Of course, I get too far inside my own head and start trying to convince myself that I'm hated to some degree—that those feelings of vitriol are entirely justified because "people don't understand me, so fuck 'em," I'll say as I turn my gears further into fictitious polemics and scenarios that don't make any logical sense. Getting caught up in those stupid fantasies takes so much out of me, and after a long session of maladaptive daydreaming, I look back on it and feel like a total buffoon. So much for being clever, right?
I've been told by others before that I have good leadership capabilities, but being in any official capacity of it has inevitably led to immense failure. Perhaps I could be a decent spiritual leader, but any worldly position of leadership isn't something I can particularly handle. I'm an analytical thinker, but am by no means strategic. The difference is that in analysis, all you have to do is get the lay of the land; in strategy, the art is in how to proceed and win. I have been so bound to this idea that there is nothing to win or gain, and so any capacity for strategic thought leaves me immediately. Additionally, all of my analysis is typically internal; external analysis is harder for me, and in the realm of strategy, I always find myself being too concerned about my own position and always forget to account for my opponent's—thus, I get inevitably duped because of my chronic and persistent myopia.
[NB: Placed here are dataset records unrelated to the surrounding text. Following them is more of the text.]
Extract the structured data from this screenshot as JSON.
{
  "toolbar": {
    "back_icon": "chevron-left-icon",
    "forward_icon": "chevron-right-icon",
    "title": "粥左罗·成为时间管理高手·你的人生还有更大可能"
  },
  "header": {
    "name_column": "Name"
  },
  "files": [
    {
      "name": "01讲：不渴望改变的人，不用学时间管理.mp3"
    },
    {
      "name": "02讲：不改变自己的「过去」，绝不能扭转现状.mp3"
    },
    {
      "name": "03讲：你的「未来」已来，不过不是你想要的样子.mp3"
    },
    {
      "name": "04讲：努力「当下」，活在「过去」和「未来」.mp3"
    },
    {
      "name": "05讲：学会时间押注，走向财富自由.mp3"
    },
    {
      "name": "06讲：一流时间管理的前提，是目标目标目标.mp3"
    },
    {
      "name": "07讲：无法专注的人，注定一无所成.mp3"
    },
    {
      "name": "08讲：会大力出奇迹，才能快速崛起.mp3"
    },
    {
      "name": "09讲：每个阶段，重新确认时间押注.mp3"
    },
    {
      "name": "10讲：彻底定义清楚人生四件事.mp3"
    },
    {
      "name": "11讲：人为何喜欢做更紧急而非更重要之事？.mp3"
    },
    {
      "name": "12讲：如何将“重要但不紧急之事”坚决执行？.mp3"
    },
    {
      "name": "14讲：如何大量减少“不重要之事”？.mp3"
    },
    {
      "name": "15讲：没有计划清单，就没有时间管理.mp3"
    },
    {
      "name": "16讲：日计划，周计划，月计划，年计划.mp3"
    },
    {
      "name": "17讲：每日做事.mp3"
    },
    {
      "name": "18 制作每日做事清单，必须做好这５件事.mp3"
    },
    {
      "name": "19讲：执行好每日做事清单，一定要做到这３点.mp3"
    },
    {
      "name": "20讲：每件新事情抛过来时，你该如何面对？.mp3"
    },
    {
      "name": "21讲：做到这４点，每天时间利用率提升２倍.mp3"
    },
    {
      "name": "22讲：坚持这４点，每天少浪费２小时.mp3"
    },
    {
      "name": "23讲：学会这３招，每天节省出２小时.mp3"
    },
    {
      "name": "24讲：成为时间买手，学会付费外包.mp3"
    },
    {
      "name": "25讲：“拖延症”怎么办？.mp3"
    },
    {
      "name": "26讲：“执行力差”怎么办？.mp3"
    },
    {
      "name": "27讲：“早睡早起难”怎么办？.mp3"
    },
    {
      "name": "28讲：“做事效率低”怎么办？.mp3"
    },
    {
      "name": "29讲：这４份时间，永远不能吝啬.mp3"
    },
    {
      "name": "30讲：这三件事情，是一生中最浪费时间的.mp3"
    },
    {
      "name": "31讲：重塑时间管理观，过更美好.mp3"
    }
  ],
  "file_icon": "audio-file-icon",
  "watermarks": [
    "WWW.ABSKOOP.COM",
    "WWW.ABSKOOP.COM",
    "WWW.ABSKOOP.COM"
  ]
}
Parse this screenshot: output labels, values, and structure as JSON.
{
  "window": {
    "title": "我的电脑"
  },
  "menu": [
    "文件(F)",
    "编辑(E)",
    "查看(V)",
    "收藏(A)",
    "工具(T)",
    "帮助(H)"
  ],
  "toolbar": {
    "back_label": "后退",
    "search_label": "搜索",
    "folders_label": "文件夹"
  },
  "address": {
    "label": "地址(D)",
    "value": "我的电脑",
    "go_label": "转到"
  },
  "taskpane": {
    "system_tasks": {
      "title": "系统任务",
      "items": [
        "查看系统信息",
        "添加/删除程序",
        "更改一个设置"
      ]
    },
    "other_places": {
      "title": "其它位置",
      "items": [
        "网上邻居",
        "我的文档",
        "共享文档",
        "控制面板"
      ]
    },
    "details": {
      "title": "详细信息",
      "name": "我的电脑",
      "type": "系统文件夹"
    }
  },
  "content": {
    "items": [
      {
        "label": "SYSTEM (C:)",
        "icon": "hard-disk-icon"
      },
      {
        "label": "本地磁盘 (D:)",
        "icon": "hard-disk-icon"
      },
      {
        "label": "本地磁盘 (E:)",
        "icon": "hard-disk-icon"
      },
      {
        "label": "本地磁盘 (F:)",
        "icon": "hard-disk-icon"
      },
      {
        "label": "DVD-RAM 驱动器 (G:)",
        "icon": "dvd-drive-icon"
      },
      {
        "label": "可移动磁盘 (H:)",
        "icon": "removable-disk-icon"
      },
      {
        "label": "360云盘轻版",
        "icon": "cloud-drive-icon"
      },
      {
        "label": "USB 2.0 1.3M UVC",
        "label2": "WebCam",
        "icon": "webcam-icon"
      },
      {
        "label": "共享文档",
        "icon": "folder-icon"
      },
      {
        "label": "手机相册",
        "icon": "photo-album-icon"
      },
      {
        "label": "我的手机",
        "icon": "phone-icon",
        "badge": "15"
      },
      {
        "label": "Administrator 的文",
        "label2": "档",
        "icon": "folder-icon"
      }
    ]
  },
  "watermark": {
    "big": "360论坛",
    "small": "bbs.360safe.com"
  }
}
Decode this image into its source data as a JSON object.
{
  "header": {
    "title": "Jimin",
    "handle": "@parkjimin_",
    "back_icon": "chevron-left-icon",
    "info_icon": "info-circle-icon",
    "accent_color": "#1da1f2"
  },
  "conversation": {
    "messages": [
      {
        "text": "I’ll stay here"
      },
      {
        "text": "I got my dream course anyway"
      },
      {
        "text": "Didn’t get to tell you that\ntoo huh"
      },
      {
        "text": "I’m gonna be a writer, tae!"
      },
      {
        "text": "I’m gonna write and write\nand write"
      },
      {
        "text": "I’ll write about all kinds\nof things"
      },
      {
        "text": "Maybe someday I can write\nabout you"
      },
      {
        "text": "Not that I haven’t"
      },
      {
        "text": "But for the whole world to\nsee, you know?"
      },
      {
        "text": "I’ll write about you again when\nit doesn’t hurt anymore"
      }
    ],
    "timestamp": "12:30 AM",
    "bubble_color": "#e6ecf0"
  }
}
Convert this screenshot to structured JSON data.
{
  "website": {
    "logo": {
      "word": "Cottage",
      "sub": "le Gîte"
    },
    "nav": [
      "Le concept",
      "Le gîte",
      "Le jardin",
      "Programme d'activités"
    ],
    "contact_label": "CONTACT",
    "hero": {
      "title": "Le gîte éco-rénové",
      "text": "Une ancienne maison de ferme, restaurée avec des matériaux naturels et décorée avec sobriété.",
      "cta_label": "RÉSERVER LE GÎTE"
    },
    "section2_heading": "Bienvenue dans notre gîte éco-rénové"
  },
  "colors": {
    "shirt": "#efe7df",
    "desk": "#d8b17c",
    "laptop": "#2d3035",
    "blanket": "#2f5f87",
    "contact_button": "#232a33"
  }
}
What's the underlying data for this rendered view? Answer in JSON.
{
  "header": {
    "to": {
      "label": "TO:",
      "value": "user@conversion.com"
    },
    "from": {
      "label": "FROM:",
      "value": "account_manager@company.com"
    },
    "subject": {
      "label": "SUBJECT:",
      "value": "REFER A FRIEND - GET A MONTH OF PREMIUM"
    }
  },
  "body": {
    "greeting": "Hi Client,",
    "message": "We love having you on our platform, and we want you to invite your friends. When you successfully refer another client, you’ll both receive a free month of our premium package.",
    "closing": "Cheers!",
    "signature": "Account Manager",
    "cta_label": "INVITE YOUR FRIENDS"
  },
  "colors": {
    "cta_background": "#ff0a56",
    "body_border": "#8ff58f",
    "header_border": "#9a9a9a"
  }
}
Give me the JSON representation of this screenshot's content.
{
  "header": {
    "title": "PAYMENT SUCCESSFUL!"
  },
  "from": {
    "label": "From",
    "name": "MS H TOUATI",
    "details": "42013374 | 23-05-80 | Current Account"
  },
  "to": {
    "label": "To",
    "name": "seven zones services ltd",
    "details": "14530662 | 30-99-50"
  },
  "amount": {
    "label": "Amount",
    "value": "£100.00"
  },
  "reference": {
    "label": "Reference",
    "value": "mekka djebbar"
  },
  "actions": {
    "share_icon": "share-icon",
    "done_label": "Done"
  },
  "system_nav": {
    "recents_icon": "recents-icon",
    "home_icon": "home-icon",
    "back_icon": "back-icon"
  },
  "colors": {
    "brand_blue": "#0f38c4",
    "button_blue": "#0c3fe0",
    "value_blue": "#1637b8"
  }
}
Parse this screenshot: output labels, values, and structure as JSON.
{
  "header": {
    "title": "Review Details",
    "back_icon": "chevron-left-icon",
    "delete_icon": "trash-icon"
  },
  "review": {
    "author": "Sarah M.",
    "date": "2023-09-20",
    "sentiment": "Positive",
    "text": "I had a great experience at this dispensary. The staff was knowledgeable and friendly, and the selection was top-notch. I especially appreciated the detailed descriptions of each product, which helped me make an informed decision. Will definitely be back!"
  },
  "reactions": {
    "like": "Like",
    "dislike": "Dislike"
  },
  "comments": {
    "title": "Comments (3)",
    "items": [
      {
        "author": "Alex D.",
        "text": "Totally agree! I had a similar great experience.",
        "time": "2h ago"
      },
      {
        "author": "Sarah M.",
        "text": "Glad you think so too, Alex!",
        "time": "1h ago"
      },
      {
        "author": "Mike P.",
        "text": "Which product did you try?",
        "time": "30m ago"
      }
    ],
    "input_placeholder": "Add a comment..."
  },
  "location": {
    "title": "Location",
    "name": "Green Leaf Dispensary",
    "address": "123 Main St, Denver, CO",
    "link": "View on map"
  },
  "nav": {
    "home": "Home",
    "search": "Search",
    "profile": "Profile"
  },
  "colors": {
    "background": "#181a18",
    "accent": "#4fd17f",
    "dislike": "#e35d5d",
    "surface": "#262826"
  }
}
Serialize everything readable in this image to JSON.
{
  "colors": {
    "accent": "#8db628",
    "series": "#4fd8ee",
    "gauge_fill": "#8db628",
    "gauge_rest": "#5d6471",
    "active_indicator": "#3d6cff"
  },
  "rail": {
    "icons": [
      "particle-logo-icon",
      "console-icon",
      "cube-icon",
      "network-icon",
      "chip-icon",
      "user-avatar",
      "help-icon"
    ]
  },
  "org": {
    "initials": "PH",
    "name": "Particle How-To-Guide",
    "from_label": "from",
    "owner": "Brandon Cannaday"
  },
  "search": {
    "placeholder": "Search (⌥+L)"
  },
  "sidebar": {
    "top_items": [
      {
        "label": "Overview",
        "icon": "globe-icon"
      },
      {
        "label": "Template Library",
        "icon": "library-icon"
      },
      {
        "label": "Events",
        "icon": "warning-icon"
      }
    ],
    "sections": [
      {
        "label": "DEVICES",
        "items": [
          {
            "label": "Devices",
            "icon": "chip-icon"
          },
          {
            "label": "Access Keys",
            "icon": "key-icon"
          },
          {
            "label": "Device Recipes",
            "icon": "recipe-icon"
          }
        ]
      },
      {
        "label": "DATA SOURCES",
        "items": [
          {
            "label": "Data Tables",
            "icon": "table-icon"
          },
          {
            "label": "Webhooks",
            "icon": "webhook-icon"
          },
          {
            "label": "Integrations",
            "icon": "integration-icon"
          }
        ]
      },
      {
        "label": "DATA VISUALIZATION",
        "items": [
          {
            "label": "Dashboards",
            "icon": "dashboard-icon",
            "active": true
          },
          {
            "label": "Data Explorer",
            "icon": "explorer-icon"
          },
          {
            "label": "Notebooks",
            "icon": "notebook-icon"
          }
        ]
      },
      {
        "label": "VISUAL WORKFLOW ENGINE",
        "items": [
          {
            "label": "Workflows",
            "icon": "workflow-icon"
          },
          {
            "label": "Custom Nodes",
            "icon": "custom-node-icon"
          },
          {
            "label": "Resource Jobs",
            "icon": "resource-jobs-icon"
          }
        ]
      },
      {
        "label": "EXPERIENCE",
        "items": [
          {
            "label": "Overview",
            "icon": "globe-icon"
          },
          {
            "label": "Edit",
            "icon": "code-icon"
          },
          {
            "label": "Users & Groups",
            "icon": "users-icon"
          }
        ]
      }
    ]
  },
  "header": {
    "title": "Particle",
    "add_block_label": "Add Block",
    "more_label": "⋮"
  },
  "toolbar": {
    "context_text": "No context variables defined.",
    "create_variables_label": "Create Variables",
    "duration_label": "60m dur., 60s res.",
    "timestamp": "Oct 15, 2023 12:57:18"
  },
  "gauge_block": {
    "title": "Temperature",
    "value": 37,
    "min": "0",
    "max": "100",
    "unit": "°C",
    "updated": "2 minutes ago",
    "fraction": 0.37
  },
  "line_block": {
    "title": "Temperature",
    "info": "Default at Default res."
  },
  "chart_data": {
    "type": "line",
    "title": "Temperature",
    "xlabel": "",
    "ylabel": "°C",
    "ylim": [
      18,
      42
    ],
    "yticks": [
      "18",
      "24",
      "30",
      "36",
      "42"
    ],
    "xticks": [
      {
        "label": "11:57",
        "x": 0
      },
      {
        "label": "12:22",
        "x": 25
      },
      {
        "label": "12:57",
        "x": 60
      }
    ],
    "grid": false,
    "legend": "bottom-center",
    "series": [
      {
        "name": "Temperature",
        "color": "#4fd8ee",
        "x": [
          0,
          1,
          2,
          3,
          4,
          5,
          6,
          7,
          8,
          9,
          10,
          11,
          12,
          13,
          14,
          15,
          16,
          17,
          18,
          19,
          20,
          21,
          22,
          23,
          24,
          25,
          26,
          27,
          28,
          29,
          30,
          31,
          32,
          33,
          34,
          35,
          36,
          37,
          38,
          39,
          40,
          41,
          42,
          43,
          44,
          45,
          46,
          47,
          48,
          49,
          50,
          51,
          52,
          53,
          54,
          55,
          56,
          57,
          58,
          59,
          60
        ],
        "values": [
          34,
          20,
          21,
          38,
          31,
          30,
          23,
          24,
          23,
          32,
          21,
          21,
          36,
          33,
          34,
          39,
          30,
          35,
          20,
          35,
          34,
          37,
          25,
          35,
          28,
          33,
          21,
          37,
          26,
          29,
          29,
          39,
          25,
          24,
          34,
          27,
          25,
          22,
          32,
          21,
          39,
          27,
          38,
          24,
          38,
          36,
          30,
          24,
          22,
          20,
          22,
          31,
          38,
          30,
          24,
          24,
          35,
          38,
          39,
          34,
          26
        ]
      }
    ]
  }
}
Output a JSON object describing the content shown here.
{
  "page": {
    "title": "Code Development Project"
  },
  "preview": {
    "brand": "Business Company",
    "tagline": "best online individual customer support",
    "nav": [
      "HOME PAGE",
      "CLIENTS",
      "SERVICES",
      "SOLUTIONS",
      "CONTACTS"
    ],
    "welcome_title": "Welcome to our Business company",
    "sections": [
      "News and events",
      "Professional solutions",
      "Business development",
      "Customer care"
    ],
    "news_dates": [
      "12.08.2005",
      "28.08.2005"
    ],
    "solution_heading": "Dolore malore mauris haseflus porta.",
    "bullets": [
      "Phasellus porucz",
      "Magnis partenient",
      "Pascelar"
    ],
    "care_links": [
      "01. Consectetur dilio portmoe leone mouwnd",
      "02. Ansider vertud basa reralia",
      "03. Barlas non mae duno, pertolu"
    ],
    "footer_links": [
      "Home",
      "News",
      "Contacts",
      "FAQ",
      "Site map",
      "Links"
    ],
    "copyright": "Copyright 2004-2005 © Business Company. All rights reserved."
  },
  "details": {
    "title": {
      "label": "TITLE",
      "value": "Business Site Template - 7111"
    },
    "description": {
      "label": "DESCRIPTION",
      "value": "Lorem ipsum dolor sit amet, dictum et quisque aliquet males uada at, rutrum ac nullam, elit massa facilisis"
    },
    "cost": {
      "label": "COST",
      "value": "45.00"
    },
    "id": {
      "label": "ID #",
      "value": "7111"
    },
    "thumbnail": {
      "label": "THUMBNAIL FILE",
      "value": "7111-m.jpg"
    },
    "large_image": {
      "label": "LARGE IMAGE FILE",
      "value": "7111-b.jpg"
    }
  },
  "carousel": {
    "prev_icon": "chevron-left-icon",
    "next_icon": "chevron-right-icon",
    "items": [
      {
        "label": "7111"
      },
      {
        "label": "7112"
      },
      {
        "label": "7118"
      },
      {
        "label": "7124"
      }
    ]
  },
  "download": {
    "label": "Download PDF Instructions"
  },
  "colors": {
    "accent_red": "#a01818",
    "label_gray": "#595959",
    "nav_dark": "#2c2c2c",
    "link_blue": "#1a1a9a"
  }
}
And that's why I can't be feared; I don't spend enough time thinking about and anticipating the moves of others. I can't concern myself with it because I consistently remember that comparison is the thief of joy. Sure, to the victor go the spoils, but what about when those spoils run out? Do I proceed with another innocuous conquest? Do I sacrifice internal peace for the sake of something that doesn't even fucking matter? The hallmark of a great strategic thinker is never-ending insecurity; they must constantly be thinking of how to advance their position, and while this may be for the sake of others, I find that insecurity so psychically damaging that I can't bear to think about it for more than a few seconds.
Perhaps that's one of the many reasons I maintain my faith; there's no outmaneuvering God.